Chinese experts claim to have discovered a new species of macaque and now the race is on to protect it.
The new monkey species - found in southeast Tibet's Modog County - has been named the white-cheeked macaque.
Although the discovery was only published last month on the website of American Journal of Primatology, experts say it is already feeling the stress of human encroachment and activities.
Chinese wildlife photographer Li Cheng first identified the new species after he heard its call in the woods in 2012.
"It was a high-pitched 'Yi-ou' - I had never heard such a call from a macaque before," Li recalls. However, the group of around 10 macaques vanished into the woods before he could make them out.
In October 2013, Li joined a field survey of wild species in Tibet. He set 31 cameras in the primeval forest in Modog. Motion sensors triggered the cameras to take three images and a 15-second video each time they detected movement.
Half a year later, he had 738 photos and more than 100 videos of the "special macaques" of Modog.
In December 2014, Fan Pengfei, an associate professor of primate studies in Dali University, and Zhao Chao, a researcher at Southwest Forestry University, both claimed to have seen the "special macaques" in Modog.
From the photographs, Li, Fan and Zhao determined the species appeared distinct from all known species of macaque.
Their most distinguishing feature - and the source of its name - was the regular off-white fur on the cheeks of the adults.
Other distinctive traits included long, thick hair on the neck, a relatively hairless short tail, dark skin on the muzzle, and round rather than arrow-shaped male genitalia.
A sonogram made by Peng highlighted the white-cheeked macaque's high-pitched alarm call, which was unlike the low-pitched bark of macaques in southwest China.
"Due to ethical concerns about killing wild primates, we did not obtain a specimen, so our study was based on photographs and analysis of its physical attributes to determine it was a new morphospecies," Peng says.
"Currently, Modog is the only known habitat of the white-cheeked macaque, though its range may extend to neighboring counties in China and regions of southeast Tibet controlled by India," says Li, who estimates the population at about 500.
Discoveries of new species of mammals - especially primates - are rare, says Li Baoguo, president of the China Primatological Society. "The white-cheeked macaque is the second new species of macaque recorded in the past century.
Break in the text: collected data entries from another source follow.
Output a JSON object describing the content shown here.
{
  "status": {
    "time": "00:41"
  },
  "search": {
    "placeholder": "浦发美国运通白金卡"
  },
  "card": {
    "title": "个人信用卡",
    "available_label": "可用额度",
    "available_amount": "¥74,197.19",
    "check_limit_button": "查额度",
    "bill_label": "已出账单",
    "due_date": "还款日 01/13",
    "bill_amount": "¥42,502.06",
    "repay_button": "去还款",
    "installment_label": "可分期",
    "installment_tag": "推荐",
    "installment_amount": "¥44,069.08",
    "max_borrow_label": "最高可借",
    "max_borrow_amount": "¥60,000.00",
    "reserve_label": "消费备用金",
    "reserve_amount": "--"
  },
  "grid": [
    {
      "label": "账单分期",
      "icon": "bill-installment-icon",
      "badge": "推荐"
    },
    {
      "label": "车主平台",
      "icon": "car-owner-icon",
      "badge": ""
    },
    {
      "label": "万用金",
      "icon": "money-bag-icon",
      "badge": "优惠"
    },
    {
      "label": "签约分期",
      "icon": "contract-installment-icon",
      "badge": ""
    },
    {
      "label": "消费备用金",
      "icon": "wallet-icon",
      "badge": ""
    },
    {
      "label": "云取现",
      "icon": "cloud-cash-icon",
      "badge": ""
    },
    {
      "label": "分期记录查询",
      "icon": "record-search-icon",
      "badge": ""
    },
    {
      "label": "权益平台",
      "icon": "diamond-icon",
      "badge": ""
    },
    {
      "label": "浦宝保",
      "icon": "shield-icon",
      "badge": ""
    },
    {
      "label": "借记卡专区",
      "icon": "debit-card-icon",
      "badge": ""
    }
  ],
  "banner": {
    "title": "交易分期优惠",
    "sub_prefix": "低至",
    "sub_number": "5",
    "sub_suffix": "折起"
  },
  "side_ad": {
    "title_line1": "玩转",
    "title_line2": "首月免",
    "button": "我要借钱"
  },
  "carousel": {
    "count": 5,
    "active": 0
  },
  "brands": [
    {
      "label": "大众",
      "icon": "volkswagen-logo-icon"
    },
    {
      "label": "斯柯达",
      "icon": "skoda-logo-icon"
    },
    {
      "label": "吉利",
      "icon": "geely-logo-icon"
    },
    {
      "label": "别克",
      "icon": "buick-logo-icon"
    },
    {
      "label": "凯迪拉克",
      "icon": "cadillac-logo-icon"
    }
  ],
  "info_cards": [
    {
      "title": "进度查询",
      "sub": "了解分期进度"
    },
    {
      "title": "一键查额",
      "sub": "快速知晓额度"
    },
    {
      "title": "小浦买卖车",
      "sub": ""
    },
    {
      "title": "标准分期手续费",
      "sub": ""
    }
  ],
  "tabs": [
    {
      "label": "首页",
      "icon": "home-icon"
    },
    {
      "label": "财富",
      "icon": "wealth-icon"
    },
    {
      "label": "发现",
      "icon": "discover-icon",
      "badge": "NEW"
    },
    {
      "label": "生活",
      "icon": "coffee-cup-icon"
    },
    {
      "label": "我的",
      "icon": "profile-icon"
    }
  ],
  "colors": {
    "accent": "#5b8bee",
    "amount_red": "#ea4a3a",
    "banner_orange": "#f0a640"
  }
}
This discovery is significant in the study of biodiversity changes caused by human activities."
It also highlights the need for biodiversity conservation in southeast Tibet, said Li, who wants more intensive surveys, studies and environmental protection in the area.
"We will look for excrement or fur of the animal for DNA testing to understand it better, and we'll further explore its habitat and distribution," says Peng.
Ranging from tropical forest to alpine conditions, Modog is a biodiversity-rich area in the eastern Himalayan region.
Though slash-and-burn land clearance has long been prohibited in Modog, it is still threatened by human activity, the research article said.
The hunting traditions of local minority groups, such as the Menba and Luoba, used to include hunting macaques, according to long-time expert Guo Guangpu, a lecturer at the School of Life Sciences and Technology, Tongji University.
Awareness of the need for ecological protection has grown in recent years, but some people still use wire snares to capture wild animals, including macaques, he says.
Local government plans to build hydropower stations could also affect the macaques' habitat, the article said.
Guo wants hydropower projects to fully consider the possible ecological impacts and avoid flooding extensive areas of forest, which could be home to the white-cheeked macaque and other unique creatures.
"Numerous species, known and unknown, live in the primeval forest," says Zhao. "The forest is like an ancient museum of nature, home to many unique animals, and we have seen only a few of them."